Is bank credit the same as revolving credit? I always understood revolving credit to be the same as what department stores give on their credit cards. But maybe a bank credit card is also revolving credit. I’m not sure…


Just by their nature, credit cards are revolving debt. If you buy something and pay it off, you can go out and buy something else. Installment debt is usually used for only one thing and you can’t pay some down and go out and use it again. Also, there’s no end date as there is with installment debt.

Your experience was in trying to secure further credit, whilst the OP is trying to secure a vehicle. In the former, it makes sense to be suspicious of the person trying to get more credit, but for the latter, it doesn’t make sense to hold it against them. Think of it this way - the guy trying to guess if he’s credit worthy is able to see that others think the borrower is worthy. It’s like having someone vouch for you.

It’s not really true that “more unused credit = bad.” In fact if you have $20,000 in revolving credit limit, and you have $18,000 of debt against that (so only $2,000 unused) and pay down $8,000 so that your credit utilization percentage goes from 90% to 50%, your credit score and creditworthiness will almost always go up.

It is true that revolving credit you haven’t utilized is a risk, but to a degree you absolutely need some of it or you are essentially an “unknown” and unknowns can have a very difficult time securing financing for first time home or auto loans.

I called my bank to get some insight, and my banker said almost the same thing. She said the most ideal scenario is to have at the most a 30% balance to credit limit ratio. So if you have a higher limit, and a lower balance, this will look much more appealing to someone who wants to lend to you then say, a balance and a limit that are much closer together. So the increase of my credit limit made my balance to limit ratio about 20%, instead of around 40% as it used to be.

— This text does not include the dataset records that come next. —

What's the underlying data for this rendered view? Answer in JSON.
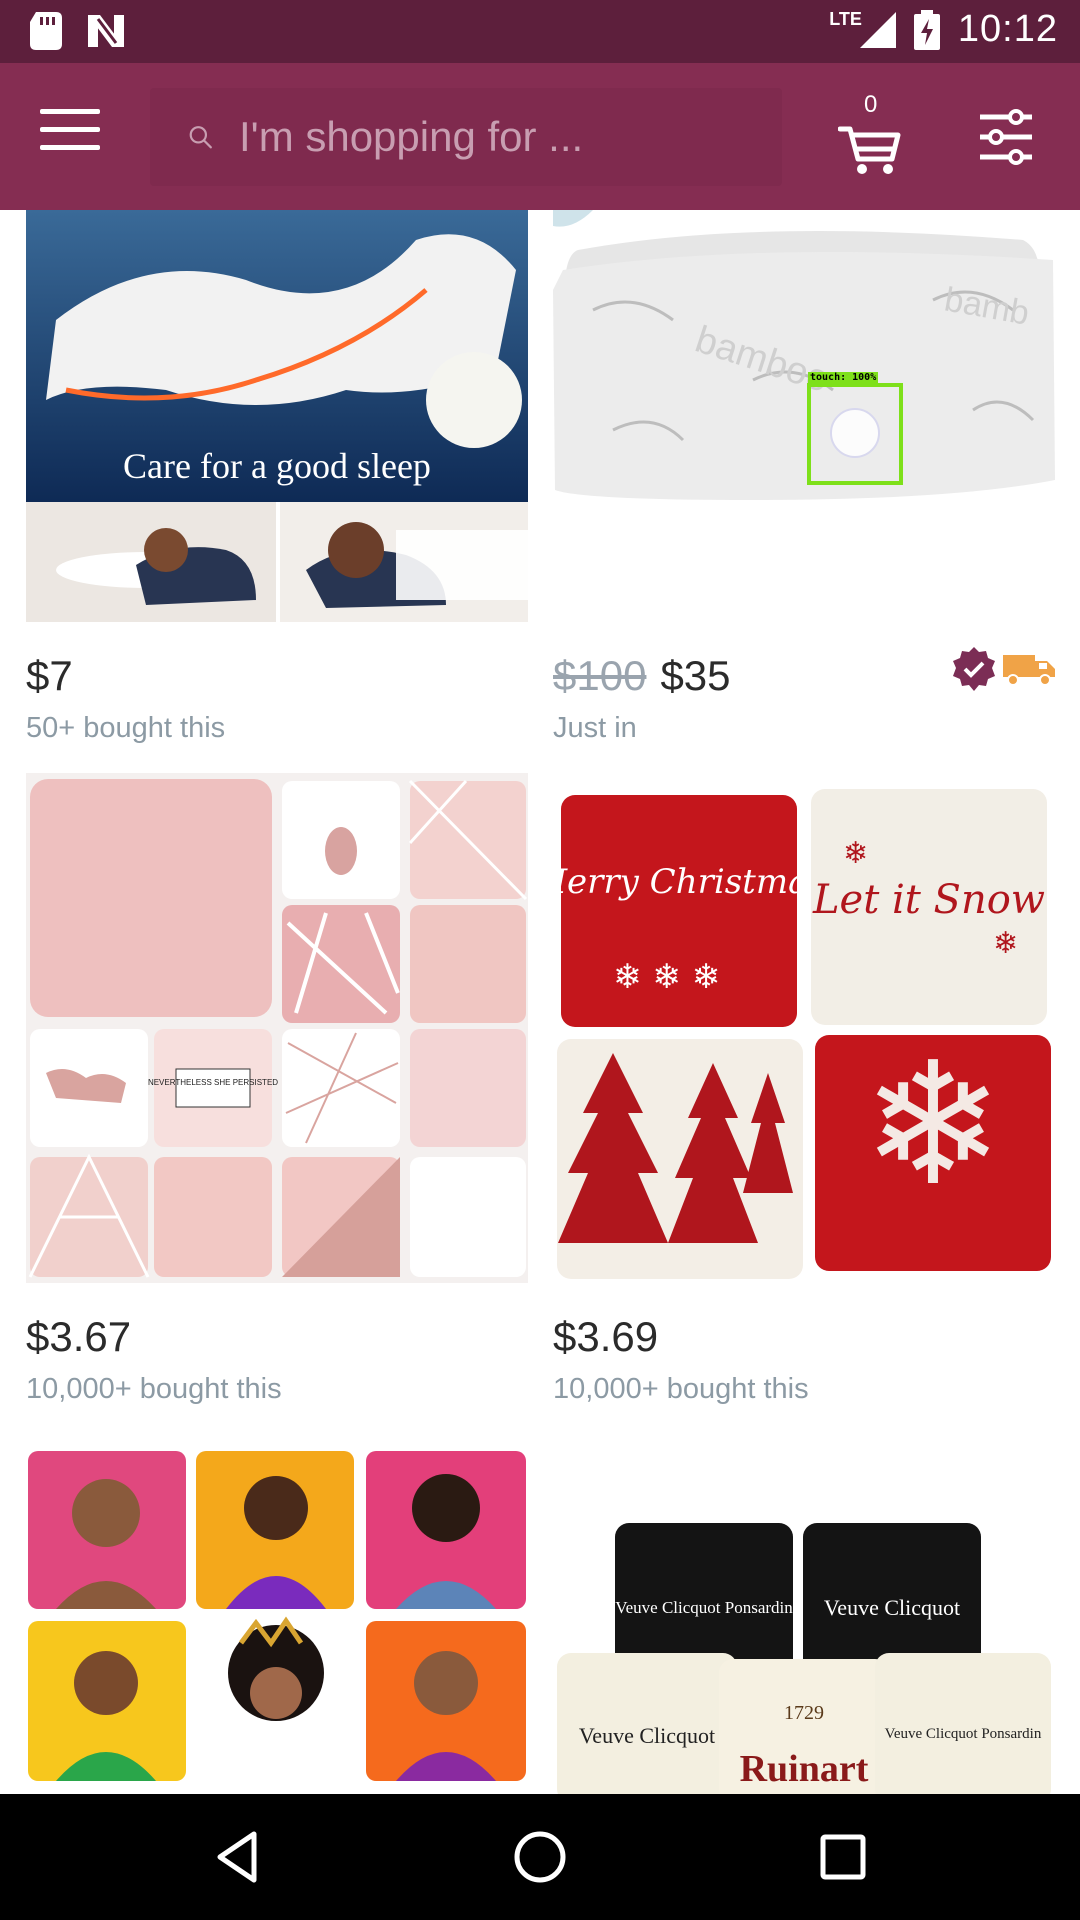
{
  "status_bar": {
    "network": "LTE",
    "time": "10:12",
    "icons": [
      "sd-card-icon",
      "notification-n-icon",
      "signal-icon",
      "battery-icon"
    ]
  },
  "app_bar": {
    "menu_icon": "hamburger-menu-icon",
    "search": {
      "placeholder": "I'm shopping for ..."
    },
    "cart": {
      "icon": "shopping-cart-icon",
      "count": "0"
    },
    "filter_icon": "filter-sliders-icon"
  },
  "products": [
    {
      "image_caption": "Care for a good sleep",
      "price": "$7",
      "subtitle": "50+ bought this"
    },
    {
      "old_price": "$100",
      "price": "$35",
      "subtitle": "Just in",
      "badges": [
        "verified-check-icon",
        "delivery-truck-icon"
      ]
    },
    {
      "price": "$3.67",
      "subtitle": "10,000+ bought this",
      "pillow_text": "NEVERTHELESS SHE PERSISTED"
    },
    {
      "price": "$3.69",
      "subtitle": "10,000+ bought this",
      "pillow_texts": [
        "Merry Christmas",
        "Let it Snow"
      ]
    },
    {
      "price": "",
      "subtitle": ""
    },
    {
      "price": "",
      "subtitle": "",
      "pillow_texts": [
        "Veuve Clicquot Ponsardin",
        "Veuve Clicquot",
        "Veuve Clicquot",
        "1729",
        "Ruinart",
        "Veuve Clicquot Ponsardin"
      ]
    }
  ],
  "touch_overlay": {
    "label": "touch: 100%"
  },
  "colors": {
    "status_bar": "#5d1f3c",
    "app_bar": "#852d52",
    "search_bg": "#7f2a4e",
    "price_text": "#2b2b2b",
    "subtitle_text": "#8c9aa4",
    "badge_purple": "#7b2d55",
    "truck_orange": "#f0a347"
  },
  "nav_bar": {
    "back_icon": "back-triangle-icon",
    "home_icon": "home-circle-icon",
    "recents_icon": "recents-square-icon"
  }
}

I’m cool with that. Think I’ll start looking at some cars. :slight_smile:

As others have hinted, having large credit lines ends up being good for your scores, it lowers your utilization which is fairly important factor in your score. Even though I don’t use it or need it, every year or so I will call up my credit card companies and ask for credit limit increases. This is purely for your FICO score though, depending on the loan type companies will often look beyond your score and look at your actual credit report (or will have their own model for scoring). In these cases having a large amount of revolving credit available to you may or may not count as a negative to them. If it is an issue on an otherwise solid credit report in my experience they will either ask you to close a card/lower some limits or you can volunteer to do so yourself and the problem will go away. I think a lot of people are probably underestimating the amount of revolving credit necessary before this becomes an issue, I have roughly double my annual salary in revolving credit and I recently qualified for top tier rates on an auto loan.